Senate committee approves Pavlov bill outlawing drone-type vehicles in hunting

LANSING—A state Senate committee passed legislation Thursday that would outlaw the use of certain aircraft while hunting.

Senate Bills 926 and 927, sponsored by Sens. Tom Casperson and Phil Pavlov, would prohibit the practice of hunting with an unmanned aerial vehicle (UAV)—sometimes called a “drone”—or using a UAV to interfere with a person who is hunting.

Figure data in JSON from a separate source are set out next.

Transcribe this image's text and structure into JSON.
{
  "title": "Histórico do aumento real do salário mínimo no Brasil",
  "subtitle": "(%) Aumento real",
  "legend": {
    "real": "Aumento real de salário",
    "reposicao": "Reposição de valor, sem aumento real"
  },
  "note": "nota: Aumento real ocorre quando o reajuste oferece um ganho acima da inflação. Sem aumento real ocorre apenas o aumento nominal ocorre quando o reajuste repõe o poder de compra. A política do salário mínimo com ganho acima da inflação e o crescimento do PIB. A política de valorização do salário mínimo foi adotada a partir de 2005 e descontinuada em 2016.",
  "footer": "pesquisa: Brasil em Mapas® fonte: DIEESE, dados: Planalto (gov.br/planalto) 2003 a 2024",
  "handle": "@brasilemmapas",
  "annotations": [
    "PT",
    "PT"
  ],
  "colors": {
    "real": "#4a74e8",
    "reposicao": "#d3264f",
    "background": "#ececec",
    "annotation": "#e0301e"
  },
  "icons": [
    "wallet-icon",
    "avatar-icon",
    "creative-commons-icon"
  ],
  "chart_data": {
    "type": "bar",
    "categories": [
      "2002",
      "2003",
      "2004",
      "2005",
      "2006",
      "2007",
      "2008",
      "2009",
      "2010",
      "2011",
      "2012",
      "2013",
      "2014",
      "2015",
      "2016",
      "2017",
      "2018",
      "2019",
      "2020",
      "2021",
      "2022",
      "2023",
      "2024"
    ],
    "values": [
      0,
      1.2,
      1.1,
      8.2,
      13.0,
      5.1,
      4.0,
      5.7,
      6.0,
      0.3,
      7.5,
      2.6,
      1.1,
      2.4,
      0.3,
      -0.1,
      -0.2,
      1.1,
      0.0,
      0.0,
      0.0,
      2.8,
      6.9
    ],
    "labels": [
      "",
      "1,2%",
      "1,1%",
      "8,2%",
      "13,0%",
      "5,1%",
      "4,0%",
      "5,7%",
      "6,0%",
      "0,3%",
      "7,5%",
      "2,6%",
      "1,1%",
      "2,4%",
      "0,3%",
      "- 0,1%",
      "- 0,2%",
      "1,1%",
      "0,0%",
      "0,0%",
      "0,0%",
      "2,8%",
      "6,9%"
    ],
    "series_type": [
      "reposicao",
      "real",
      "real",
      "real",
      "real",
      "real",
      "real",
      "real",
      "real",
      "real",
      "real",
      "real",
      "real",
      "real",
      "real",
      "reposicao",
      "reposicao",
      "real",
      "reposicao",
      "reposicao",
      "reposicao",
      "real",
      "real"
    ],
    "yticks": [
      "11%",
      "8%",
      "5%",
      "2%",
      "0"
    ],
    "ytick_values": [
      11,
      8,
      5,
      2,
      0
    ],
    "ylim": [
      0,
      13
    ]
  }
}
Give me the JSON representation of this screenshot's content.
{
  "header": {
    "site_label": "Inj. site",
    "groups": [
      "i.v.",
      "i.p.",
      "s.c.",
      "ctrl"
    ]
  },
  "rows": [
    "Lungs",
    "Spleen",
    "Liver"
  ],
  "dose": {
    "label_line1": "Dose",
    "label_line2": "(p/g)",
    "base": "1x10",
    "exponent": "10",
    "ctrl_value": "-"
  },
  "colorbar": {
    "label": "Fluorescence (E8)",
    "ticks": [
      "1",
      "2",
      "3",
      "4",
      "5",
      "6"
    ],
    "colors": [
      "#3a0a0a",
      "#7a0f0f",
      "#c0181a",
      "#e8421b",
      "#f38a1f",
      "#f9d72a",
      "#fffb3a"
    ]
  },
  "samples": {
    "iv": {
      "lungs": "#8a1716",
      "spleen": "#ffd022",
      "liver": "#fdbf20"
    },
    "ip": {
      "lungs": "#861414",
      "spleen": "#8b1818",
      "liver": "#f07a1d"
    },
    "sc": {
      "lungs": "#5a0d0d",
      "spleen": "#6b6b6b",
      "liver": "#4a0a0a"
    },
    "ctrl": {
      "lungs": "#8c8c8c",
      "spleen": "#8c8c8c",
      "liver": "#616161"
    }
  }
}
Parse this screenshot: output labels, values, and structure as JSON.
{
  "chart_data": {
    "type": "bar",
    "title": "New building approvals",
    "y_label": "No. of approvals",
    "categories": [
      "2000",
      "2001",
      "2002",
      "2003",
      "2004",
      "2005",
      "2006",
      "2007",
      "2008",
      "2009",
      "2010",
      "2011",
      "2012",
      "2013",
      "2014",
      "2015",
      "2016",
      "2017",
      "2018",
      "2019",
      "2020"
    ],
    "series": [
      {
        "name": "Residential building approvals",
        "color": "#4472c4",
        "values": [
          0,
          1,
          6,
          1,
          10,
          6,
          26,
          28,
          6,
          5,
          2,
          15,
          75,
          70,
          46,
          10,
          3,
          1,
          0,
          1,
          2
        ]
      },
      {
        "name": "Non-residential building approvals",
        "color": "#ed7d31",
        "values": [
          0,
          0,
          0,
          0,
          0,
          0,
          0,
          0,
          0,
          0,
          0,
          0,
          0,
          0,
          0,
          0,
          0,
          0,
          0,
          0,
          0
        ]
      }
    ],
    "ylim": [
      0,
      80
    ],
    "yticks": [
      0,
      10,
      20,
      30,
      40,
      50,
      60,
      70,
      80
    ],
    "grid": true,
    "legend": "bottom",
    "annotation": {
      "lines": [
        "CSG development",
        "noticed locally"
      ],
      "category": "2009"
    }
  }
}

“Hunting with drones would allow hunters to use remote-controlled, camera-equipped aircraft to locate wildlife in order to shoot and kill them for sport,” said Pavlov, R-St. Clair Township. “Several years ago, to help preserve the purity and the challenge of hunting game in Michigan, we passed legislation banning the practice of computer-assisted hunting. These bills will continue that same protection.”

Pavlov said using UAVs in hunting became an issue in Alaska after wildlife officials there learned that a moose was killed by a hunter using such an aircraft. That incident prompted the Alaska Board of Game to unanimously pass a regulation outlawing the practice.

Colorado and Montana recently outlawed the use of UAVs for hunting, while two other states, Idaho and Wisconsin, have existing prohibitions on the use of aircraft to hunt wildlife.

SBs 926 and 927 have been sent to the full Senate for consideration.